Exemplaire malgré tout
En dépit de l'échec du référendum, Delo voit les choses de façon positive :
«A l'heure de la recrudescence des nationalismes en Europe et après des décennies de discussions vaines et stériles sur l'identité nationale dans les Balkans, le compromis trouvé entre la Macédoine et la Grèce pourrait servir de modèle à la résolution pacifique et concertée des conflits. Il illustrerait clairement qu'il n'y a pas de conflit insoluble pour peu que l'on fasse preuve de créativité diplomatique et de volonté politique. Les Balkans pourraient ainsi montrer aux Etats qui affectionnent de construire des murs qu'il est également possible de jeter des ponts.»
L'UE doit faire pression
Kapital évoque l'après-référendum :
«L'espoir, désormais, c'est que la pression exercée par les partenaires occidentaux de la Macédoine fasse pencher la balance du bon côté. Ceux-ci ont déjà joué un rôle clé dans la démission de l'ex-Premier ministre et chef de file du [parti d'opposition] VMRO-DPMNE, Nikola Gruevski, qui avait mené la Macédoine sur la voie de l'isolement et du nationalisme. Une théorie conspirationniste entendue actuellement voudrait que le VMRO-DPMNE 'monnaye' son soutien à la ratification de l'accord avec la Grèce contre la libération de Gruevski. Celui-ci a été condamné à deux ans de détention, et sa peine pourrait être prolongée. Quoi qu'il en soit, la lutte autour de l'accord et de l'avenir de la Macédoine ne s'achève pas avec le référendum. Au contraire, elle ne fait que commencer.»

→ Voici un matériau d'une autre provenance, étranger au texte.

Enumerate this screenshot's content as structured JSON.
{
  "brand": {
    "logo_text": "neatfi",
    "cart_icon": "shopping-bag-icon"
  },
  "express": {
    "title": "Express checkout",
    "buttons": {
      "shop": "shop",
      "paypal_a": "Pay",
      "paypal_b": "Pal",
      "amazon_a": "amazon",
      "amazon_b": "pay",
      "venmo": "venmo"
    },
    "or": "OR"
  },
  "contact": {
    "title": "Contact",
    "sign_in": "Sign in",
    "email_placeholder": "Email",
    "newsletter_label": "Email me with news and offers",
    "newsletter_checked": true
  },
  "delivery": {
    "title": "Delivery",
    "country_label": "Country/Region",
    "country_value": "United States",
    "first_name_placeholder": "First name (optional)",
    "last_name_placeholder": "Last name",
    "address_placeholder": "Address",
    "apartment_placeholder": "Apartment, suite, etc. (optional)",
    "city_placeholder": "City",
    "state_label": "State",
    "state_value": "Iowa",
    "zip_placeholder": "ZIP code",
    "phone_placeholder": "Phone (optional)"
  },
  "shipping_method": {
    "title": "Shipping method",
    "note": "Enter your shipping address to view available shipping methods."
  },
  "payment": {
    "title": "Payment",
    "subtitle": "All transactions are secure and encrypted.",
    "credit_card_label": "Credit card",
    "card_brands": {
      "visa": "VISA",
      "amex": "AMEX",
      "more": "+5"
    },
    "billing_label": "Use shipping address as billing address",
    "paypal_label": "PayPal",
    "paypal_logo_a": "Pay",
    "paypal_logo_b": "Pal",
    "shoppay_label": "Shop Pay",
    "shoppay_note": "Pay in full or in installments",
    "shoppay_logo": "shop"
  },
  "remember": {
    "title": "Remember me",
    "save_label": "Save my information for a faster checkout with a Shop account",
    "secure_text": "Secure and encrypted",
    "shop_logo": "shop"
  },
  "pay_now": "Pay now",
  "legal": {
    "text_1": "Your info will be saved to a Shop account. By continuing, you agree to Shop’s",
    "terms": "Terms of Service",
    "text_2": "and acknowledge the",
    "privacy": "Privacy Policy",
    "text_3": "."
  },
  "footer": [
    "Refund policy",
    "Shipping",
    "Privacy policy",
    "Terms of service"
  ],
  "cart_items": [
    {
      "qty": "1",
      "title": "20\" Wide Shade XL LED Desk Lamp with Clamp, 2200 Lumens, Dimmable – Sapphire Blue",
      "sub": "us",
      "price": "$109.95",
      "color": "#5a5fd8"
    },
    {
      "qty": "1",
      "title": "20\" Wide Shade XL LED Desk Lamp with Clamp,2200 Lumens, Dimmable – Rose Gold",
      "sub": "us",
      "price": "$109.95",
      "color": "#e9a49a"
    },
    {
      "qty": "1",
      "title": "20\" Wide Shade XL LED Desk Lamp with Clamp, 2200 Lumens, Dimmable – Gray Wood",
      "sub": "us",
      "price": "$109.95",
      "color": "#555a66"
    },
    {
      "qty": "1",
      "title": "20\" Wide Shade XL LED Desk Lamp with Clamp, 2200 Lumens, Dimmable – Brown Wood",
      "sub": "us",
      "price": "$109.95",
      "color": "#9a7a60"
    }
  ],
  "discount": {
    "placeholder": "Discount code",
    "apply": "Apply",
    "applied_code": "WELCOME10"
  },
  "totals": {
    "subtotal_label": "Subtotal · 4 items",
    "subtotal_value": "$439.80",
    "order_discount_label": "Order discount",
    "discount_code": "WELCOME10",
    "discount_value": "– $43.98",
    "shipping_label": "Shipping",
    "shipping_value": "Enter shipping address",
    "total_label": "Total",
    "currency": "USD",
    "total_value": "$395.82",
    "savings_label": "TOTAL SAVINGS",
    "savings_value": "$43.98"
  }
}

La politique grecque se décide à Skopje
Protagon décrit le comportement électoral des Macédoniens et ses conséquences pour la politique grecque :
«Nos voisins ont voté comme tous les peuples appelés à se prononcer sur des questions délicates. ... Ils se sont laissés guider par leurs émotions. ... La question était de savoir s'ils voulaient que leur pays intègre l'OTAN et l'UE sous le nom de 'Macédoine du Nord'. Ceux qui sont allés voter ont répondu par l'affirmative. Mais la majorité des électeurs ont préféré occulter la question. ... La vie politique grecque sera désormais largement influencée par les développements à Skopje, où des ambassades étrangères s'ingèrent dans les affaires nationales. ... Tout ce qui se passera dans les prochains mois à Athènes dépendra de l'action de Zoran Zaev [Premier ministre macédonien].»